The conflation of content and elitism is a significant obstacle to reviving history as a subject in Canada. Even a quarter century ago, Granatstein sensed that “the idea that there should be national standards in history is a political non-starter,” but given the current climate of calling for decolonized and diversified history teaching to be mandated by provinces from coast to coast, there may well be the necessary energy and commitment to pursue such a project. Whether provincial ministries, city boards, faculties of education, and subject specialists can find a way to collaborate constructively to establish common standards is another question. But it’s worth a try.

The most obvious place to start is in our schools. In conversation with Steve Paikin on TVO’s The Agenda, high school teacher Neil Orford cut straight to the chase:

Let’s make history compulsory…Let’s make the argument that history needs to be broader in the curriculum. Let’s make the argument that the liberal arts have been under assault by a math-science bias…If every high school has a pathway for math and science, there should be a pathway for history. And students should be pursuing that through graduation. We will have better informed students and Canadians.

The good news is that many people are coming to this realization already. If there’s one thing that Donald Trump’s presidency showed us, it’s that while it’s important to understand broad trends, niche histories, and how to challenge dominant narratives, at certain points in time it really does matter who’s in power and how those individuals use that power. Knowing as many stories as possible from as wide a range of societies and cultures as possible can equip us to better appreciate and shape the systems that govern us.

These same systems are often the ones slowest to respond to calls for change. And so it must fall to students, teachers, parents, and school communities to call to centre history as a subject in its own right, and to recognize that teaching history that is diverse and progressive shouldn’t be mutually exclusive to teaching history that’s purposeful and coherent. In the absence of a national movement, we can push the provinces to mandate at least three years of history in elementary school and three years in high school, as Granatstein suggested. 

I would suggest that we would do students and our country a great service by widening our scope both temporally and geographically. All students should be entitled to an overview of world history that stretches from the Big Bang to Bitcoin, and which places Canada’s history in a global context. Teaching global history is not easy, particularly given the wide range of different historical traditions and historiographies that must be taken into account; but global literacy is arguably the most pressing skill required for the next generation (students themselves appear to be on to this: world history is now more popular in the United States than European history, with more than twice as many students taking the former Advanced Placement exam). Canada’s economy, Canada’s climate, and Canada’s vulnerability to a pandemic that respects no borders do not exist in a vacuum: in order to protect our national interests, it’s vital that we understand the global forces at play. 

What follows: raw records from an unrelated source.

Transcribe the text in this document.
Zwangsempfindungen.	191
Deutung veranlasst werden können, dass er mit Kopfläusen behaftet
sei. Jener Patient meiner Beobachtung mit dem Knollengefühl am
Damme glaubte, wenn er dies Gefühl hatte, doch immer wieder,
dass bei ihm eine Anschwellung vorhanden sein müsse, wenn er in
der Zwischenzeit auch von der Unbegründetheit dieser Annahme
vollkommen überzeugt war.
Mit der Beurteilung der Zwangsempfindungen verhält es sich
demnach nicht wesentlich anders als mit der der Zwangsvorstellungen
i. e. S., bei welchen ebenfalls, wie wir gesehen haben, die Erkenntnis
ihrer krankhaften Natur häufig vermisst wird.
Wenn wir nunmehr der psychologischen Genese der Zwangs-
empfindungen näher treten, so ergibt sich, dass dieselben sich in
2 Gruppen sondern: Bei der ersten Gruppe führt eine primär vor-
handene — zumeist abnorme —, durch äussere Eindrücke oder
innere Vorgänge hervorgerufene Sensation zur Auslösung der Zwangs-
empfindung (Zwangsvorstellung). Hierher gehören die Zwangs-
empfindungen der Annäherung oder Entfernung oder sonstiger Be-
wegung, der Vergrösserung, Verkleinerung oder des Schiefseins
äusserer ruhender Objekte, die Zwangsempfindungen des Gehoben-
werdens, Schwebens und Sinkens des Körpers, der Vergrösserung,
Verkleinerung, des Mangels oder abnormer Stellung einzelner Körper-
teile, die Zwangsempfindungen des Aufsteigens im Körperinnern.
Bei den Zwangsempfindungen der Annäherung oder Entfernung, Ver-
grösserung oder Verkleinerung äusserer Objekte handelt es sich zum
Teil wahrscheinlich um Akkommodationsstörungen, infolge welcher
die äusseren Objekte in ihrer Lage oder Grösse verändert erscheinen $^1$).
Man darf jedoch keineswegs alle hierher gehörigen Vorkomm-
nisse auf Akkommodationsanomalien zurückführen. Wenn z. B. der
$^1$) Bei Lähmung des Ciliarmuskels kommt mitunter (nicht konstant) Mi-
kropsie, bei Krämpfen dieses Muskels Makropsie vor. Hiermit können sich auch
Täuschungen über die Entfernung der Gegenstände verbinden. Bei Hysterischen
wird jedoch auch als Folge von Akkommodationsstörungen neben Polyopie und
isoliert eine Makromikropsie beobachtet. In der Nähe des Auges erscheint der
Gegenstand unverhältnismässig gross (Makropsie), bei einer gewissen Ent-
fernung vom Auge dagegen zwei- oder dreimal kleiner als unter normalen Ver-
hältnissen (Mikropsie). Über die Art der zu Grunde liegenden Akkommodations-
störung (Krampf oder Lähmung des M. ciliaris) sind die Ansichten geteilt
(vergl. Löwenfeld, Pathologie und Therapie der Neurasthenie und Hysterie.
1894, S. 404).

As historian Lynn Hunt writes, debates over history’s meanings “are a sign of [democracy’s] health, not its weakness.” Let’s have those debates, and in so doing, let’s prove that history really does matter. At the end of the day, educational psychologist Sam Wineburg notes, “When history is approached courageously and at its deepest levels, no new curriculum is needed to engage enduring questions of values. In classrooms like this, history cannot avoid issues of character.”

It’s not too late for coherent, cumulative, substance-driven, broad, and inclusive history to be made a priority in Canadian schools. With enough pressure from parents, teachers, and students, all young people can know the joy and empowerment of a strong foundational understanding of our shared history. Perhaps most importantly, they can experience the wonder of the most human subject of all. The time to restore history to the centre of a meaningful education is now. Our future, as well as our past, may well depend on it.

Trilby Kent

Trilby Kent is the author of The Vanishing Past: Making the Case for the Future of History, from which this essay has been adapted.